Va ricordata, in fine, un ulteriore disposizione costituzionale sul potere sostitutivo dello Stato, posta nell’Art. 120, 2°

comma. In base a tale norma il governo può sostituirsi a organi delle regioni nel caso di mancato rispetto della normativa

europea.

La materia è oggi contenuta nella disciplina della legge n.234/2012, che corrisponde nella sostanza alla disciplina già

contenuta nella “legge Buttiglione” e successive modifiche.

Le regioni, nelle materie di propria competenza, possono dare immediata attuazione alle direttive dellʼUnione.
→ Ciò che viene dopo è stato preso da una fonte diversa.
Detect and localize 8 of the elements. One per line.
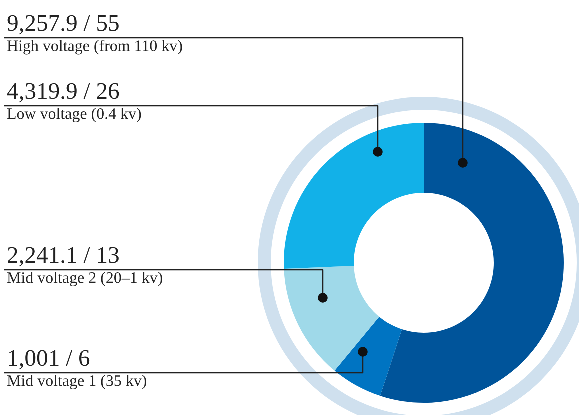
data-label: 1,001 / 6 [9, 350, 90, 370]
data-label: 2,241.1 / 13 [8, 247, 119, 267]
slice-label: Mid voltage 1 (35 kv) [7, 375, 146, 390]
data-label: 4,319.9 / 26 [7, 83, 120, 103]
data-label: 9,257.9 / 55 [8, 15, 119, 35]
slice-label: Low voltage (0.4 kv) [7, 108, 142, 123]
slice-label: Mid voltage 2 (20–1 kv) [7, 272, 162, 287]
slice-label: High voltage (from 110 kv) [7, 40, 182, 55]
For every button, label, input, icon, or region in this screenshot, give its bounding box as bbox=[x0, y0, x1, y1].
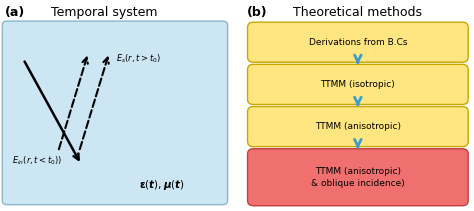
Text: TTMM (anisotropic): TTMM (anisotropic) bbox=[315, 122, 401, 131]
Text: Derivations from B.Cs: Derivations from B.Cs bbox=[309, 38, 407, 47]
Text: TTMM (anisotropic)
& oblique incidence): TTMM (anisotropic) & oblique incidence) bbox=[311, 167, 405, 188]
FancyBboxPatch shape bbox=[247, 22, 468, 62]
FancyBboxPatch shape bbox=[247, 149, 468, 206]
Text: $E_{in}(r, t < t_0))$: $E_{in}(r, t < t_0))$ bbox=[11, 154, 62, 167]
FancyBboxPatch shape bbox=[2, 21, 228, 205]
Text: (a): (a) bbox=[5, 6, 25, 19]
Text: TTMM (isotropic): TTMM (isotropic) bbox=[320, 80, 395, 89]
Text: (b): (b) bbox=[246, 6, 267, 19]
Text: Temporal system: Temporal system bbox=[51, 6, 157, 19]
FancyBboxPatch shape bbox=[247, 64, 468, 104]
Text: Theoretical methods: Theoretical methods bbox=[293, 6, 422, 19]
FancyBboxPatch shape bbox=[247, 107, 468, 147]
Text: $E_s(r, t > t_0)$: $E_s(r, t > t_0)$ bbox=[116, 53, 161, 65]
Text: $\boldsymbol{\varepsilon}(\boldsymbol{t}), \boldsymbol{\mu}(\boldsymbol{t})$: $\boldsymbol{\varepsilon}(\boldsymbol{t}… bbox=[139, 178, 185, 192]
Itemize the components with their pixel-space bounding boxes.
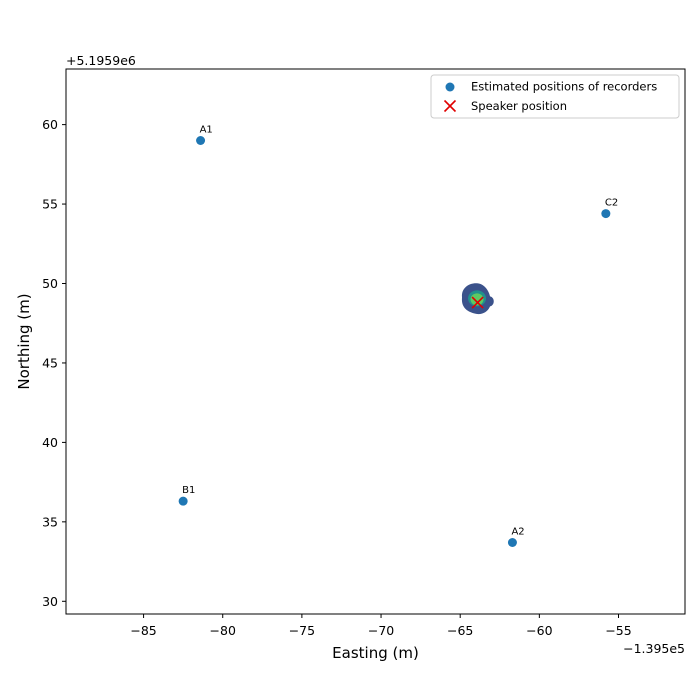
recorder-annotation: C2	[605, 198, 618, 209]
x-tick-label: −60	[526, 623, 552, 638]
x-tick-label: −65	[447, 623, 473, 638]
recorder-point	[601, 209, 611, 219]
legend-label-speaker: Speaker position	[471, 99, 567, 113]
speaker-point	[471, 296, 484, 309]
legend-marker-speaker	[443, 99, 457, 113]
y-tick-label: 35	[42, 514, 58, 529]
x-axis-label: Easting (m)	[332, 644, 419, 662]
recorder-annotation: A2	[511, 526, 524, 537]
y-tick-label: 40	[42, 435, 58, 450]
x-tick-label: −85	[130, 623, 156, 638]
x-tick-label: −55	[605, 623, 631, 638]
x-axis-ticks: −85 −80 −75 −70 −65 −60 −55	[130, 614, 632, 638]
y-tick-label: 55	[42, 197, 58, 212]
recorder-annotation: B1	[182, 485, 195, 496]
x-axis-offset-label: −1.395e5	[623, 641, 685, 656]
data-points: A1 C2 B1 A2	[178, 125, 618, 547]
y-axis-label: Northing (m)	[15, 293, 33, 389]
likelihood-blob	[461, 283, 494, 315]
legend: Estimated positions of recorders Speaker…	[430, 74, 680, 119]
y-tick-label: 30	[42, 594, 58, 609]
legend-frame	[430, 74, 680, 119]
x-tick-label: −70	[368, 623, 394, 638]
recorder-annotation: A1	[200, 125, 213, 136]
y-axis-offset-label: +5.1959e6	[66, 53, 136, 68]
recorder-point	[178, 496, 188, 506]
recorder-point	[507, 537, 517, 547]
x-tick-label: −80	[210, 623, 236, 638]
recorder-point	[196, 136, 206, 146]
y-axis-ticks: 30 35 40 45 50 55 60	[42, 117, 66, 609]
legend-label-recorders: Estimated positions of recorders	[471, 80, 657, 94]
y-tick-label: 60	[42, 117, 58, 132]
plot-frame	[65, 68, 686, 615]
x-tick-label: −75	[289, 623, 315, 638]
y-tick-label: 50	[42, 276, 58, 291]
y-tick-label: 45	[42, 355, 58, 370]
likelihood-inner-region	[470, 293, 484, 306]
legend-marker-recorders	[445, 82, 455, 92]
Sebbene si

parli solo di direttive, si ritiene che la competenza riguardi il dare attuazione a qualsiasi atto europeo che richieda

disposizioni di recepimento o di applicazione.

In caso di inerzia regionale nellʼattuazione degli obblighi europei, le disposizioni sono contenute nella legge europea, e

si afferma che lo Stato ha il potere di sostituirsi con una propria normativa di attuazione a partire dalla scadenza del

termine, fissato per lʼattuazione della normativa europea. La normativa statale di sostituzione perde poi valore nel

momento in cui entra in vigore quella regionale, in ragione del carattere cedevole delle disposizioni in essa contenute.

Da tale legge, è stato poi stabilito, un “diritto di rivalsa” dello Stato per gli oneri finanziari conseguenti alla violazione di

obblighi derivanti dallʼUnione europea a causa della mancata emanazione della normativa regionale di attuazione.

Questo diritto di rivalsa si comprende per il fatto che di fronte all’ Unione europea, l’unico soggetto responsabile è lo

Stato, anche se l’inadempimento sia dovuto ad altri enti pubblici. Alcune regioni hanno addirittura previsto lʼadozione di

una “legge comunitaria regionale”, come per esempio il Friuli Venezia Giulia.